Wu Tang invites music producers worldwide to create new versions of a new Wu Tang Parental Advisory song at Blend.io

New York, NY – Online collaboration is gaining more and more traction in all areas, and most noticeably when it comes to music creation. Many musical styles are built on borrowing and manipulating works by other musicians; Hip Hop, Ambient, EDM, Trance, Rap and many others. Originally, DJs would physically manipulate records to isolate and loop the best breaks for rappers to perform over. Later this evolved into sampling snippets of songs and reworking those elements by adding layers of production on top. Wu Tang Clan is now taking that idea one step further, putting the raw session files of a new song online for anyone to deconstruct and reassemble as they see fit.

This new digital collaboration is part of the new Wu Tang project called Parental Advisory. “Basically we’re looking to find and nurture the next generation of Shaolin,” explains Oliver Grant, who was an executive producer on many of the group’s albums and helped create the branding and commercial empire around the music. “It’s about trying to be in touch with what’s going on in technology and marry that to the traditional methods we know.”

Wu Tang is releasing the first track from Parental Advisory on Blend, the online music collaboration network that supports Ableton Live, Maschine, Pro Tools, Logic, FL Studio, GarageBand and more, allowing music creators to find, share and collaborate on music projects in their native (source) format.
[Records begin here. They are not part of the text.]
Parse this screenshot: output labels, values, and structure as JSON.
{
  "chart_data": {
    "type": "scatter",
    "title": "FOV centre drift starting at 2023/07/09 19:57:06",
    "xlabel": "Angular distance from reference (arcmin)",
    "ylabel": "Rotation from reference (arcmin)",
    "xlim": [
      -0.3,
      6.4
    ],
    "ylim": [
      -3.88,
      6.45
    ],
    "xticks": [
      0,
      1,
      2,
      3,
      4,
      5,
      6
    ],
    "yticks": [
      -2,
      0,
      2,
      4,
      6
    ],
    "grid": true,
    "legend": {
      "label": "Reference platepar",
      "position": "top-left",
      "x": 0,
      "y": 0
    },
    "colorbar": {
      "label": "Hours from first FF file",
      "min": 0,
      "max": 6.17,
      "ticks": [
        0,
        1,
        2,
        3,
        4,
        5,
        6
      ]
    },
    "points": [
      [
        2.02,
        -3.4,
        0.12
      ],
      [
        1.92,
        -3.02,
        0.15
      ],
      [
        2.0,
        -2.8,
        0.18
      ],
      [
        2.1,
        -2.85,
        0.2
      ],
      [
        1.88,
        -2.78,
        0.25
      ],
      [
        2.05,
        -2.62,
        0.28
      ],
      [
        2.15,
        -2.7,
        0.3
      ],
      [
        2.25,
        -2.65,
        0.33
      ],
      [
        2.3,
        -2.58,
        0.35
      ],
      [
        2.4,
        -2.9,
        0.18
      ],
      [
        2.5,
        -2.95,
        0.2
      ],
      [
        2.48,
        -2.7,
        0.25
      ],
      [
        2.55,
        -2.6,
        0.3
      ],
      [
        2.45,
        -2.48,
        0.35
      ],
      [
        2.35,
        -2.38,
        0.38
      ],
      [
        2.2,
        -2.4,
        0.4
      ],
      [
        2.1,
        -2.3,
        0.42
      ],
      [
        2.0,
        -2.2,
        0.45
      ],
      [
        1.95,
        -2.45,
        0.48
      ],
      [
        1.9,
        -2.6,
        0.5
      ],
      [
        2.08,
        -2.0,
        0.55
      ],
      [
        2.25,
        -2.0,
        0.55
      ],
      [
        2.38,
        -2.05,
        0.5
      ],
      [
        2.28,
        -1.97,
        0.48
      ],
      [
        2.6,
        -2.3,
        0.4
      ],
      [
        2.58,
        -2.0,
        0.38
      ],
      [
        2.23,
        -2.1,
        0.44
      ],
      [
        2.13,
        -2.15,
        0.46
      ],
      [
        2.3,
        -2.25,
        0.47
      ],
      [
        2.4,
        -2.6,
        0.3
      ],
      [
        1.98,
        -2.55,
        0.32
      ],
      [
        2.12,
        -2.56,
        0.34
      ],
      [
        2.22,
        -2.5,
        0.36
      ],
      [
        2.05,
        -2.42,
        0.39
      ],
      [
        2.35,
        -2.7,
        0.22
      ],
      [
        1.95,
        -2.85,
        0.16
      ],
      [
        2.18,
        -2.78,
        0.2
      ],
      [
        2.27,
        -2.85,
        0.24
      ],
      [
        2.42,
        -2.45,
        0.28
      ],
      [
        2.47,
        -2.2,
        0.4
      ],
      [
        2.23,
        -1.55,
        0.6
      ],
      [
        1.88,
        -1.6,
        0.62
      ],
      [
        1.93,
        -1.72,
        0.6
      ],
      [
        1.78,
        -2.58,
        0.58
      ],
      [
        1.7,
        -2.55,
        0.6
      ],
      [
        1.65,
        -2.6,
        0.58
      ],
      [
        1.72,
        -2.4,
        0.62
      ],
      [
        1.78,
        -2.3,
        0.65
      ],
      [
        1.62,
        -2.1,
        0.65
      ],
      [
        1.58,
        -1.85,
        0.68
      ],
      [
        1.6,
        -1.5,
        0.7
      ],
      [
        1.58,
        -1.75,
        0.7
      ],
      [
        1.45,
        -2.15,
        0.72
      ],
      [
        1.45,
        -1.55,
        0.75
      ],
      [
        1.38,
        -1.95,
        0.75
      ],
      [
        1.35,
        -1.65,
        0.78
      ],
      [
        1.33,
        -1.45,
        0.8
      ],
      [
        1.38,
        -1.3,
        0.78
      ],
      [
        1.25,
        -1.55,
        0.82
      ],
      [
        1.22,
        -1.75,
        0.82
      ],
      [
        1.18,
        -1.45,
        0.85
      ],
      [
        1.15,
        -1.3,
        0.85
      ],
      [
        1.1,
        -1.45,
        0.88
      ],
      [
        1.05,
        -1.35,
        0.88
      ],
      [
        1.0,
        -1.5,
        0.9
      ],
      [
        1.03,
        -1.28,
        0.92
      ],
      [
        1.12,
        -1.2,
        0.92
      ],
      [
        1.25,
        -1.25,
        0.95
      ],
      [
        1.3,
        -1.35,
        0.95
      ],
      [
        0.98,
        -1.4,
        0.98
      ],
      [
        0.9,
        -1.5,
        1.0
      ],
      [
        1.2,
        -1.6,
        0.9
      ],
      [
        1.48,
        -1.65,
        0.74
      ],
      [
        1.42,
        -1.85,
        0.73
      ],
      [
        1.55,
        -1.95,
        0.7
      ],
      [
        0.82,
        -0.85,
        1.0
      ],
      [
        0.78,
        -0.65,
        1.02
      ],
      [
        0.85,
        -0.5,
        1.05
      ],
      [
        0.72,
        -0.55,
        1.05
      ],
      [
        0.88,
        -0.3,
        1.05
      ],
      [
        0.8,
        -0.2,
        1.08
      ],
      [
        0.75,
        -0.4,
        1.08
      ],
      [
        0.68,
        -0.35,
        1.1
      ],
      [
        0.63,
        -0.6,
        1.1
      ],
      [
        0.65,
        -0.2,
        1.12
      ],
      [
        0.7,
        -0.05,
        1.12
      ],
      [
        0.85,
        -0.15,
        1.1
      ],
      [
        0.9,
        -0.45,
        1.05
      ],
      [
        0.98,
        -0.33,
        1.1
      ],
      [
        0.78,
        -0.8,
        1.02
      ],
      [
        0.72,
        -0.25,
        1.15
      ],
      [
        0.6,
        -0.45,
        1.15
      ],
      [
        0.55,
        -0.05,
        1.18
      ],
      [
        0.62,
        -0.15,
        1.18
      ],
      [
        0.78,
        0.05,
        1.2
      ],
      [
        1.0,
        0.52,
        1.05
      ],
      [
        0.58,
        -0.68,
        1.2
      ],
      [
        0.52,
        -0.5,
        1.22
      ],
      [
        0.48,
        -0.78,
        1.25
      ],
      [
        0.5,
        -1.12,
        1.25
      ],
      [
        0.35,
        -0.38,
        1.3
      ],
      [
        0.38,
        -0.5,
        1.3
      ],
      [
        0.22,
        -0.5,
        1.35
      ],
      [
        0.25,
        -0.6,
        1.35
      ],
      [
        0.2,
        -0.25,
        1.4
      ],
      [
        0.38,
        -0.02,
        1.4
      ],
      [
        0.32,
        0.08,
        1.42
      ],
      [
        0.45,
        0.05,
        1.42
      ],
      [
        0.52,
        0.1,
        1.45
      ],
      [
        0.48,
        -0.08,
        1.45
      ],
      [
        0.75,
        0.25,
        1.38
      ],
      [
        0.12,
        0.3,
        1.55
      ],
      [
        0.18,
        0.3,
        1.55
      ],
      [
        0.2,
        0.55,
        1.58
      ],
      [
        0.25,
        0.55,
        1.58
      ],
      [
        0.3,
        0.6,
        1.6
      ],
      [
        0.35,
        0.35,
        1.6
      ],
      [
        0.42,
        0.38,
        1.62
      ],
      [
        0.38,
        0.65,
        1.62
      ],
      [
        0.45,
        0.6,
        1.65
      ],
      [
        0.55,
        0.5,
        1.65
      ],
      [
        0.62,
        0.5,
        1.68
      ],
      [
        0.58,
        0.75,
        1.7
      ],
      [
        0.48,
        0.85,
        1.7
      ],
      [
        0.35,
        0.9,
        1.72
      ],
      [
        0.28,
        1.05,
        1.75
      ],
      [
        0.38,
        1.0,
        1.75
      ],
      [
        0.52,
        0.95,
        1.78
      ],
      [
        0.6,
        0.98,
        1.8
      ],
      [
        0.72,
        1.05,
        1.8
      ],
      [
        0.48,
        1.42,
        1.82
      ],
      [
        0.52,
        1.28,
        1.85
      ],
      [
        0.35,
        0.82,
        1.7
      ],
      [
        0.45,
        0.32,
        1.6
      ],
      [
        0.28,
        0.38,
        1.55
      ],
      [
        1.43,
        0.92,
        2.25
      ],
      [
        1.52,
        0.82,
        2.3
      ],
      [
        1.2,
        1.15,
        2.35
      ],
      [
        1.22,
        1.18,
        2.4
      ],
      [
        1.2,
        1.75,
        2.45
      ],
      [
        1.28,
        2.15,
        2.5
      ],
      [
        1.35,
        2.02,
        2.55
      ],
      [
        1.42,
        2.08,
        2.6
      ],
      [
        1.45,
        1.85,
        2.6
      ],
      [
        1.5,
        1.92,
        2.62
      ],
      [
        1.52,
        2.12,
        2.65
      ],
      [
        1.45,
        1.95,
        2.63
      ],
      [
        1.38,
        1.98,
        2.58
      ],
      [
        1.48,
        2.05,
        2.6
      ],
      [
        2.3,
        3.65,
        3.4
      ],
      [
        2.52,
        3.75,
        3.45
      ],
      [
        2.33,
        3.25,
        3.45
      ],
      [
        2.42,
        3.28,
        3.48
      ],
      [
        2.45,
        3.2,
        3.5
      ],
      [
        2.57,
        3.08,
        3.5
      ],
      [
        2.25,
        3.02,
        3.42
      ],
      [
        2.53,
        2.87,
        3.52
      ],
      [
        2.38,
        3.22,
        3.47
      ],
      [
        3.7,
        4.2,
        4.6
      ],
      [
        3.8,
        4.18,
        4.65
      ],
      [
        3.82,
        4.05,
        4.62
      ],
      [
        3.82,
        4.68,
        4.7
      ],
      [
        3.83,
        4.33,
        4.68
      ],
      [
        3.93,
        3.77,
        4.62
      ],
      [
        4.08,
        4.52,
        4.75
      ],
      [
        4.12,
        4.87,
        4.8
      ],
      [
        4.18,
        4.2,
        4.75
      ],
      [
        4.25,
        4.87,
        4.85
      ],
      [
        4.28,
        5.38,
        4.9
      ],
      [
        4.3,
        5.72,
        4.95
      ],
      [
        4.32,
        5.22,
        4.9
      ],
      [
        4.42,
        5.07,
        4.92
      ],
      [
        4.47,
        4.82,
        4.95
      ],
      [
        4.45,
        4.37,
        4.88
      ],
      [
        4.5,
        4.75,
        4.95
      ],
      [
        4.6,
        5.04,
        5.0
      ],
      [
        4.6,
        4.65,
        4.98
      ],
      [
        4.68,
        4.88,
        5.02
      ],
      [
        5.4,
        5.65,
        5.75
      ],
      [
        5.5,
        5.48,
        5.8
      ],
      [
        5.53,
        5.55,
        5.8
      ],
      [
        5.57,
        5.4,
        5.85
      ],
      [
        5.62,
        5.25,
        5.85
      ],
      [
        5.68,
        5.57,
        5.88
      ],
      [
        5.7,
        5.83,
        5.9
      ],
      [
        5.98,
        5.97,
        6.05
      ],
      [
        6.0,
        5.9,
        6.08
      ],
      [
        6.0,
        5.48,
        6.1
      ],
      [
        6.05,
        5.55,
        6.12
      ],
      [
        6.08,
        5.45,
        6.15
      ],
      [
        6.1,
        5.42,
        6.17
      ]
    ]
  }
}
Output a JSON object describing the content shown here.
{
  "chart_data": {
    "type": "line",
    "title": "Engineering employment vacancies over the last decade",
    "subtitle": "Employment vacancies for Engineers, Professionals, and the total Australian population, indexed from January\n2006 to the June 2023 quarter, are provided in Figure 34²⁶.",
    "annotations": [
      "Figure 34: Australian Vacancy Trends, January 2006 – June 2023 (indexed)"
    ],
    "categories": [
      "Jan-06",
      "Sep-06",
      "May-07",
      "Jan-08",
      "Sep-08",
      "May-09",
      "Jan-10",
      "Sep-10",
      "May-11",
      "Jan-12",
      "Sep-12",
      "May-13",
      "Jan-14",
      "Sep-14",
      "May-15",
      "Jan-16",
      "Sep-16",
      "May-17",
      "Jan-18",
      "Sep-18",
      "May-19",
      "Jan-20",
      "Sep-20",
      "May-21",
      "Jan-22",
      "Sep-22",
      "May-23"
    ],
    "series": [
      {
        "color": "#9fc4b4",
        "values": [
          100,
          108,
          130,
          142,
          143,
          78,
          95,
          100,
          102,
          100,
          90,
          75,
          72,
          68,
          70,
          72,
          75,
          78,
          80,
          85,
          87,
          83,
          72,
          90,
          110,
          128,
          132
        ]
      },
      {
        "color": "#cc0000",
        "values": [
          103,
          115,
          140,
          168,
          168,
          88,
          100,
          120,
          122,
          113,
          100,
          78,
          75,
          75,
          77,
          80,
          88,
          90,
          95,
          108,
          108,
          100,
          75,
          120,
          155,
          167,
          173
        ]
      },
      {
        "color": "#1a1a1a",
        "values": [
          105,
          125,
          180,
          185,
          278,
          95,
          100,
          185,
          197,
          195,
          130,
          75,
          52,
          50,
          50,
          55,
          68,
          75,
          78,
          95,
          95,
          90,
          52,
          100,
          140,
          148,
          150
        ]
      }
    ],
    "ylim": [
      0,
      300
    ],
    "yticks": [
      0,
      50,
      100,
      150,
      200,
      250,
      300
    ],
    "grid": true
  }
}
Wu Tang uploaded the session files for the new song, entitled “So Many Detailz”, in the three popular formats on Blend: Ableton Live, Pro Tools and Logic. Blend members will have access to original building blocks of the track, so they can take the song in new directions. Grant explains that Wu Tang is looking for inspired remixes of their own material.

The new track features Turnpike Ike, Mc Kash and Chunky, young rappers from the neighborhood where Wu Tang was founded. The hope is that Parental Advisory will help kick start the careers of some new Staten Island born rappers, but it will also rely on platforms like Blend to reach out to a much wider talent pool. “We’re gonna go through them and pick out the best remixes to make an EP,” says Grant. “We’re looking to be shocked, whether it’s EDM, or whatever version it is. It may be Switzerland, a guy who wouldn’t be on the hip hop sites, but he’s going to be on Blend, checking out what’s new.”

Blend has been the platform for the launch of tracks by other well-known musical acts, including Moby, who recently said: “The digital present we live in, you can’t control things, can’t lock them down. The best way to make a living as musician, I find, is to set this stuff free and let the love come back to you.” Wu Tang’s Grant has a similar mindset when it comes to giving away the sessions from Parental Advisory. Rather that fighting technology out of fear, the mindset is to embrace it and tap into the collective global talent that technology helps bring together.